Brought to you by the letters W, M, S, and the number 336(ish).
Early last week, the Today show started running year-end retrospective segments, which freaked me out. While they scrolled through images from 2010, I had to remind myself that yes, the year was almost out. I hadn’t even begun to think about retrospective things, which is probably good since I’ve been feverishly trying to wrap up a lot of chapter revisions.
That’s when I decided that my take on 2010 retrospectives this year is dissertation-centric. After all, what was 2010 for me if not the Year of the Dissertation?
A year ago, the dissertation was not even half-baked yet. On January 1, 2010, I could honestly say that I had written Chapter 1, Chapter 2 (two versions of it), and Chapter 5. And I was pretty proud of those accomplishments.
In the winter and spring months of 2010, in between teaching assistantship duties, fellowship applications, department activities, and a conference at Brown University, I wrote two more chapters: Chapter 3 and Chapter 4. None of it, of course, went as fast or as smoothly as I would have liked. The piles of books around the house were ridiculous, my snacking habits atrocious, and yes, let’s face it, my cut-in-paste technique got a little obnoxious at times (even for me).
But by the end of May, there it was: Chapters 1 through 5, with an Intro, Conclusion, and Chapter 6 still pending. I was afraid of Chapter 6. Chapter 6 and I weren’t quite getting along in my mind yet, because I still couldn’t visualize it as well as I could see the others.
Of course, one of the lessons in the second half of the year was that it doesn’t matter how well I visualized something or not: odds were that I’d end up shredding it to pieces and finding another approach anyway.
In some ways, the spring of the dissertation was uneventful, particularly when compared with the rest of the year. I stressed over writing those two chapters. I went all over town interviewing veterans for the project and spent hours transcribing interviews. And somewhere along the way, the writing happened. I made progress.
Then came June, the month in which the dissertation and I went through a planned, yet temporary break up. This was probably a very good thing, and the reason for it was excellent: three weeks at West Point’s Summer Seminar in Military History. I wrote a lot about that this summer, and I still think about it a lot. In retrospect, that was probably one of the best experiences I could have had this year because my time in New York (and the surrounding areas) forced me to reexamine many things related to both the dissertation and my professional life.
Plus, I met a ton of interesting people and spent some time being social. It can’t always be just you and the dissertation, you know.
Then there was July. July, the month where Chapter 6 and I went at it for 10 insane days before I threw a draft at my advisor, even though I knew as soon as I printed it out that it didn’t work. And even that was okay. Me, my advisor, and Chapter 6 – we all made it through that crappy period, mostly because in the process of tripping things up so badly I seem to have figured out how it really needed to go.
And then: August and September, the months of the revisions.

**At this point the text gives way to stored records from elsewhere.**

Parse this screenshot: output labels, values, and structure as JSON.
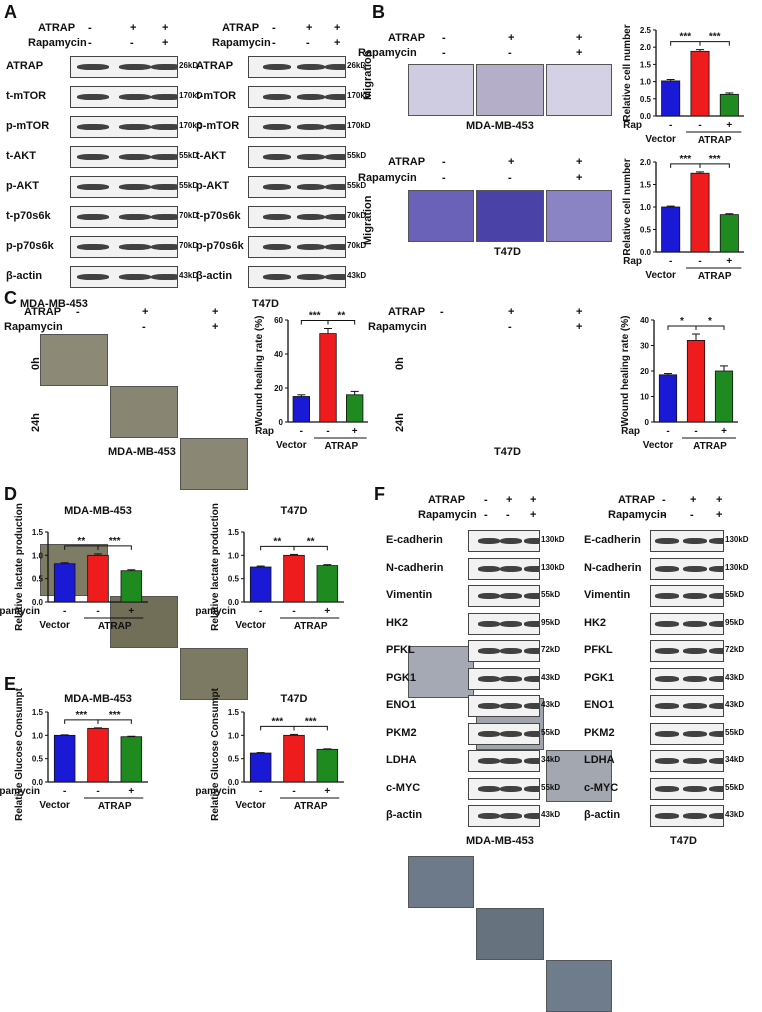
{
  "letters": {
    "A": "A",
    "B": "B",
    "C": "C",
    "D": "D",
    "E": "E",
    "F": "F"
  },
  "tx": {
    "atrap": "ATRAP",
    "rapamycin": "Rapamycin",
    "rap": "Rap",
    "vector": "Vector",
    "minus": "-",
    "plus": "+",
    "mda": "MDA-MB-453",
    "t47d": "T47D",
    "migration": "Migration",
    "h0": "0h",
    "h24": "24h"
  },
  "panelA": {
    "rows": [
      {
        "name": "ATRAP",
        "size": "26kD"
      },
      {
        "name": "t-mTOR",
        "size": "170kD"
      },
      {
        "name": "p-mTOR",
        "size": "170kD"
      },
      {
        "name": "t-AKT",
        "size": "55kD"
      },
      {
        "name": "p-AKT",
        "size": "55kD"
      },
      {
        "name": "t-p70s6k",
        "size": "70kD"
      },
      {
        "name": "p-p70s6k",
        "size": "70kD"
      },
      {
        "name": "β-actin",
        "size": "43kD"
      }
    ]
  },
  "panelF": {
    "rows": [
      {
        "name": "E-cadherin",
        "size": "130kD"
      },
      {
        "name": "N-cadherin",
        "size": "130kD"
      },
      {
        "name": "Vimentin",
        "size": "55kD"
      },
      {
        "name": "HK2",
        "size": "95kD"
      },
      {
        "name": "PFKL",
        "size": "72kD"
      },
      {
        "name": "PGK1",
        "size": "43kD"
      },
      {
        "name": "ENO1",
        "size": "43kD"
      },
      {
        "name": "PKM2",
        "size": "55kD"
      },
      {
        "name": "LDHA",
        "size": "34kD"
      },
      {
        "name": "c-MYC",
        "size": "55kD"
      },
      {
        "name": "β-actin",
        "size": "43kD"
      }
    ]
  },
  "colors": {
    "vector": "#1a1ad6",
    "atrap": "#ee1c1c",
    "rap": "#1f8a1f"
  },
  "chart_data": [
    {
      "id": "B-MDA",
      "type": "bar",
      "ylabel": "Relative cell number",
      "ylim": [
        0,
        2.5
      ],
      "yticks": [
        0.0,
        0.5,
        1.0,
        1.5,
        2.0,
        2.5
      ],
      "values": [
        1.02,
        1.88,
        0.63
      ],
      "errors": [
        0.04,
        0.05,
        0.04
      ],
      "sig": [
        "***",
        "***"
      ],
      "bottom": "rap"
    },
    {
      "id": "B-T47D",
      "type": "bar",
      "ylabel": "Relative cell number",
      "ylim": [
        0,
        2.0
      ],
      "yticks": [
        0.0,
        0.5,
        1.0,
        1.5,
        2.0
      ],
      "values": [
        1.0,
        1.75,
        0.83
      ],
      "errors": [
        0.02,
        0.03,
        0.02
      ],
      "sig": [
        "***",
        "***"
      ],
      "bottom": "rap"
    },
    {
      "id": "C-MDA",
      "type": "bar",
      "ylabel": "Wound healing rate (%)",
      "ylim": [
        0,
        60
      ],
      "yticks": [
        0,
        20,
        40,
        60
      ],
      "values": [
        15,
        52,
        16
      ],
      "errors": [
        1,
        3,
        2
      ],
      "sig": [
        "***",
        "**"
      ],
      "bottom": "rap"
    },
    {
      "id": "C-T47D",
      "type": "bar",
      "ylabel": "Wound healing rate (%)",
      "ylim": [
        0,
        40
      ],
      "yticks": [
        0,
        10,
        20,
        30,
        40
      ],
      "values": [
        18.5,
        32,
        20
      ],
      "errors": [
        0.5,
        2.5,
        2
      ],
      "sig": [
        "*",
        "*"
      ],
      "bottom": "rap"
    },
    {
      "id": "D-MDA",
      "type": "bar",
      "title": "MDA-MB-453",
      "ylabel": "Relative lactate production",
      "ylim": [
        0,
        1.5
      ],
      "yticks": [
        0.0,
        0.5,
        1.0,
        1.5
      ],
      "values": [
        0.82,
        1.0,
        0.67
      ],
      "errors": [
        0.02,
        0.03,
        0.02
      ],
      "sig": [
        "**",
        "***"
      ],
      "bottom": "rapamycin"
    },
    {
      "id": "D-T47D",
      "type": "bar",
      "title": "T47D",
      "ylabel": "Relative lactate production",
      "ylim": [
        0,
        1.5
      ],
      "yticks": [
        0.0,
        0.5,
        1.0,
        1.5
      ],
      "values": [
        0.75,
        1.0,
        0.78
      ],
      "errors": [
        0.02,
        0.02,
        0.02
      ],
      "sig": [
        "**",
        "**"
      ],
      "bottom": "rapamycin"
    },
    {
      "id": "E-MDA",
      "type": "bar",
      "title": "MDA-MB-453",
      "ylabel": "Relative Glucose Consumption",
      "ylim": [
        0,
        1.5
      ],
      "yticks": [
        0.0,
        0.5,
        1.0,
        1.5
      ],
      "values": [
        1.0,
        1.15,
        0.97
      ],
      "errors": [
        0.01,
        0.01,
        0.01
      ],
      "sig": [
        "***",
        "***"
      ],
      "bottom": "rapamycin"
    },
    {
      "id": "E-T47D",
      "type": "bar",
      "title": "T47D",
      "ylabel": "Relative Glucose Consumption",
      "ylim": [
        0,
        1.5
      ],
      "yticks": [
        0.0,
        0.5,
        1.0,
        1.5
      ],
      "values": [
        0.62,
        1.0,
        0.7
      ],
      "errors": [
        0.01,
        0.02,
        0.01
      ],
      "sig": [
        "***",
        "***"
      ],
      "bottom": "rapamycin"
    }
  ]
}
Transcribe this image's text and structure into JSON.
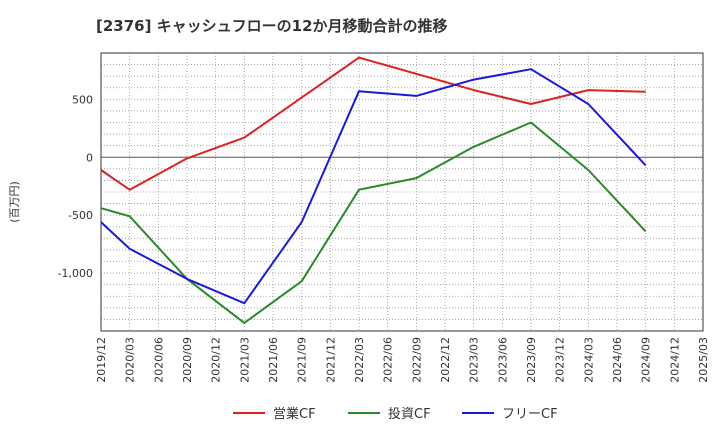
{
  "chart_data": {
    "type": "line",
    "title": "[2376]  キャッシュフローの12か月移動合計の推移",
    "ylabel": "(百万円)",
    "xlabel": "",
    "ylim": [
      -1500,
      900
    ],
    "yticks": [
      -1000,
      -500,
      0,
      500
    ],
    "ytick_labels": [
      "-1,000",
      "-500",
      "0",
      "500"
    ],
    "categories": [
      "2019/12",
      "2020/03",
      "2020/06",
      "2020/09",
      "2020/12",
      "2021/03",
      "2021/06",
      "2021/09",
      "2021/12",
      "2022/03",
      "2022/06",
      "2022/09",
      "2022/12",
      "2023/03",
      "2023/06",
      "2023/09",
      "2023/12",
      "2024/03",
      "2024/06",
      "2024/09",
      "2024/12",
      "2025/03"
    ],
    "series": [
      {
        "name": "営業CF",
        "color": "#dd2222",
        "values": [
          -110,
          -280,
          null,
          -10,
          null,
          170,
          null,
          null,
          null,
          860,
          null,
          null,
          null,
          580,
          null,
          460,
          null,
          580,
          null,
          565,
          null,
          null
        ]
      },
      {
        "name": "投資CF",
        "color": "#2a8a2a",
        "values": [
          -440,
          -510,
          null,
          -1050,
          null,
          -1430,
          null,
          -1070,
          null,
          -280,
          null,
          -180,
          null,
          90,
          null,
          300,
          null,
          -110,
          null,
          -640,
          null,
          null
        ]
      },
      {
        "name": "フリーCF",
        "color": "#1a1adb",
        "values": [
          -560,
          -790,
          null,
          -1050,
          null,
          -1260,
          null,
          -560,
          null,
          570,
          null,
          530,
          null,
          670,
          null,
          760,
          null,
          460,
          null,
          -70,
          null,
          null
        ]
      }
    ],
    "legend_position": "bottom",
    "grid": true
  }
}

For two solid months I attacked each chapter in order, thoroughly, methodically. I buckled down at the table for a set period of time every day and wrote. And thought. But mostly, wrote. I worked into weekends and evenings on some chapters. I lived, breathed, ate, and slept my dissertation.
By late September, Chapters 1 through 6 had received the first major round of revisions. I wrote the conclusion (which I kinda loved). I agonized over the introduction draft (which I still kinda hate). I deposited the ENTIRE VERSION of Dissertation 2.0 into my advisor’s mailbox on October 1 and let it all just be for awhile.
But it was still the year of the dissertation, after all, so October and November included some more oral history interviews, a small archival trip, and “other” work that I think still helped with the dissertation, such as job applications and letting my brain process things subconsciously. Then, the Friday before Thanksgiving, the advisor and I got together and went through Version 2.0 together.
That was roughly six weeks ago. In the time since, I’ve looked at oodles of books. I’ve reworked countless passages and gotten frustrated over different elements of the project. Then there are days like today, when I finally found my voice in a particular chapter and found new evidence that no one’s ever written about before and got to use it.
I still haven’t touched the Introduction, Chapter 3, or the Conclusion (which needs new attention in light of the repeal of Don’t Ask, Don’t Tell). On the other hand, I’ve reconceptualized and revised Chapters 1 and 4 and made other edits for Chapters 2, 5, and 6. On the final day of 2010, I’ll send these revisions off to a committee member who’s graciously offered to read the whole thing. I have other readers offering their feedback to each chapter, too.
It’s not done yet, but it’s close. So close. Which means 2011 is going to be awesome.